〈福岡の麺料理〉

豚骨ラーメンと並んで人気の、福岡の定番麺料理と言えば「焼きラーメン」。1968年に博多屋台「小金ちゃん」で生まれました。焼きラーメンは屋台の王道で、もともと豚骨ラーメンから派生したメニュー。今回は地元のラーメンライター上村さんに、おいしい焼きラーメンが食べられるイチオシのお店を紹介してもらいました!

九州一のラーメンライターがレポート

上村敏行(かみむらとしゆき)

1976年鹿児島市生まれ。株式会社J.9代表取締役。九州産業大学写真学科在学中に作品撮影のため屋久島へ。島の暮らしに魅了されそのまま住み着く。2002年、福岡でライター業を開始。同年九州ウォーカーでの連載「バリうまっ!九州ラーメン最強列伝」を機にラーメンライターとして活躍。各媒体で数々のラーメンページを担当し、取材したラーメン店は3,000軒を超える。ラーメン界の店主たちとも親交が深く、久留米とんこつラーメン発祥80周年祭、福岡ラーメンショー広報、ソフトバンクホークスラーメン祭はじめ食イベント監修、NEXCO西日本グルメコンテストなど審査員も務める。ラーメンライターとしての活躍はイギリス・ガーディアン紙、ドイツのテレビZDFでも紹介された。

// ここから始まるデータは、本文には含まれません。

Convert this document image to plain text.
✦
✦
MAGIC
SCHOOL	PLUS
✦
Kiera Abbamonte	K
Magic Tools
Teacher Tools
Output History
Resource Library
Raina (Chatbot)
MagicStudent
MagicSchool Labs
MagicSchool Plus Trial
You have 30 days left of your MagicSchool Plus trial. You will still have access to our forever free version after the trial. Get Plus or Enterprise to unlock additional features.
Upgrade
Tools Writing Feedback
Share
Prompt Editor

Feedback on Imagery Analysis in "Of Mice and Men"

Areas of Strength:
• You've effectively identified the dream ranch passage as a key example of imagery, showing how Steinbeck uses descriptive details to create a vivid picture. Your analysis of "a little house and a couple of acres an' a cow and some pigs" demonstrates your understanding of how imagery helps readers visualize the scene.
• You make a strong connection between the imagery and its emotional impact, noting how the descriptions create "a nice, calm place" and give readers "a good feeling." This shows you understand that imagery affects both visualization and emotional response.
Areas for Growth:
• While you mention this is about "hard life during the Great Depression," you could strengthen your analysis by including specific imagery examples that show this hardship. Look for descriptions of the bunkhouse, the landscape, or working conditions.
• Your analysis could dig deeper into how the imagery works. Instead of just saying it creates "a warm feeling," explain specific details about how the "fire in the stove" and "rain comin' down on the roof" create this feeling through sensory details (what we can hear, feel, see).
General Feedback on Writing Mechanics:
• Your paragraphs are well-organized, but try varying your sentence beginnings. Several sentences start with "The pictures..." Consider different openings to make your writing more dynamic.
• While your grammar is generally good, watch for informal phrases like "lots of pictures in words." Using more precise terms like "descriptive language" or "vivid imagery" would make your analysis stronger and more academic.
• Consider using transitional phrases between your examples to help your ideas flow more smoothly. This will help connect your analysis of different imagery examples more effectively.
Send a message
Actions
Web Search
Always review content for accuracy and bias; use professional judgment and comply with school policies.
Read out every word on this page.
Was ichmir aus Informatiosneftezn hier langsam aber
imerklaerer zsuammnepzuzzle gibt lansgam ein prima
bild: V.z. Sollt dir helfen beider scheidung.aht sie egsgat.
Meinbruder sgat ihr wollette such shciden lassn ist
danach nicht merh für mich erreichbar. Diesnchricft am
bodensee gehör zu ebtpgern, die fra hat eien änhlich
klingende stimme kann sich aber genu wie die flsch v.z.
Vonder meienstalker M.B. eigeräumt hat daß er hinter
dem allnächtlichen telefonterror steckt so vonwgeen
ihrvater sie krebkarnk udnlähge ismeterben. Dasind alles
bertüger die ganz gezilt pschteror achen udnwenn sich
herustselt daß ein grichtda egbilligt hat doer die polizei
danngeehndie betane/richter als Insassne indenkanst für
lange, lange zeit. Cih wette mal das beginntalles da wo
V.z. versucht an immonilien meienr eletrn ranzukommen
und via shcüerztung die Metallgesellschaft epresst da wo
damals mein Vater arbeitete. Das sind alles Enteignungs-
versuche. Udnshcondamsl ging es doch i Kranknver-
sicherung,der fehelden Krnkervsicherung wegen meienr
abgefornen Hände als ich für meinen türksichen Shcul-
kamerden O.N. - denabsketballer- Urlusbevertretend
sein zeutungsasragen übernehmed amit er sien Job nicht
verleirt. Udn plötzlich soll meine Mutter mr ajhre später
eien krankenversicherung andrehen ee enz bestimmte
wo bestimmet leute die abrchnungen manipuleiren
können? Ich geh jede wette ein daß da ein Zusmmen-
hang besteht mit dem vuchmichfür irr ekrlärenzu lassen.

あの人気屋台だけではない。焼きラーメンイズフリーダム!

今回は、福岡に来たら食べたい定番麺料理の一つ「焼きラーメン」の“穴場店”を紹介します。まずは、博多の焼きラーメン事情と歴史を簡単に。
焼きラーメンは、1968(昭和43)年に博多屋台「小金ちゃん」で生まれました。親不孝通りの入口にできる長蛇の列。焼きラーメンと言えばの王道屋台なので、訪れたことがある人も多いのではないでしょうか。焼きラーメンはもともと、豚骨ラーメンから派生したメニュー。小金ちゃんの初代が余った麺を活用しようと、開業間もなく編み出しました。

「長浜満月」の焼きラーメン

小金ちゃんがあまりに人気のため、同店の焼きラーメン(どて焼き風の濃厚ダレと少量の豚骨スープ、細麺を炒め絡めたもの)がスタンダードになっていますが、実は各店、各屋台でさまざまなスタイルがあります。

小金ちゃんのようなどろりとした“もんじゃLike”な焼きラーメンのほか、汁気の少ない“焼きそばLike”なもの。そのほか汁気多めの“ちゃんぽんLike”な焼きラーメンまで。目玉焼きやベビースターなど、上にのせる具材でも各店の個性が出ます。

つまり、“ラーメンイズフリーダム!”であることと同じく、焼きラーメンも自由な訳です。

細麺&豚骨スープ少量投入。他は何でもありの最強つまみ

“博多”焼きラーメンと銘打ち、強いて定義づけをするとすれば

●ラーメン用の細麺を使っていること
●豚骨スープを少量加え炒めていること

ぐらいですかね。後は自由!
そして、豚骨ラーメンは飲んだシメにも食べますが、「焼きラーメンは完全に酒の“つまみ”である」ということも、地元民の感覚として付け加えておきます。

ささ、お待たせしました。ここからは私が推す「長浜満月」の焼きラーメンを紹介します。

穴場店「長浜満月」の焼きラーメンを啜る

「長浜満月」の場所は豚骨ラーメンの聖地・長浜エリア。かつて数多くの屋台が軒を連ねていた鮮魚市場界隈にあります。最寄りの地下鉄は空港線赤坂駅。天神中心地からは少しかかりますが、歩いて行くのもありです。

屋台をそのまま入れ込んだラーメン酒場。全天候型で昼間も使える

「長浜満月」をおすすめする理由。今回の主役である焼きラーメンをはじめ、その他一品の旨さはもちろんですが、何と言っても “屋台をそのまま入れ込んだ店舗”であることが魅力。

屋台は荒天時に休むところも多いですが、ここは全天候型。そして福岡市の条例で屋台ではタブーとされている刺身など“生もの”の提供も路面店となり可能に。メニューの幅が屋台時代より広がりました。

基本市内の屋台は夜専門なので昨今の状況下、不定期営業となっていますが、同店はランチ営業もしているので、定番屋台メニューを昼間に楽しむことが できます。福岡に来た友人をもてなす場としても重宝しますね。

長浜に出ていた屋台をそのまま店内に持ち込んでいます。屋台まわりに8席、 そのほか広々としたテーブル席も設置。

やはり屋台のカウンターが特等席。天候にも左右されず、冷暖房完備で、より快適な屋台という感じです。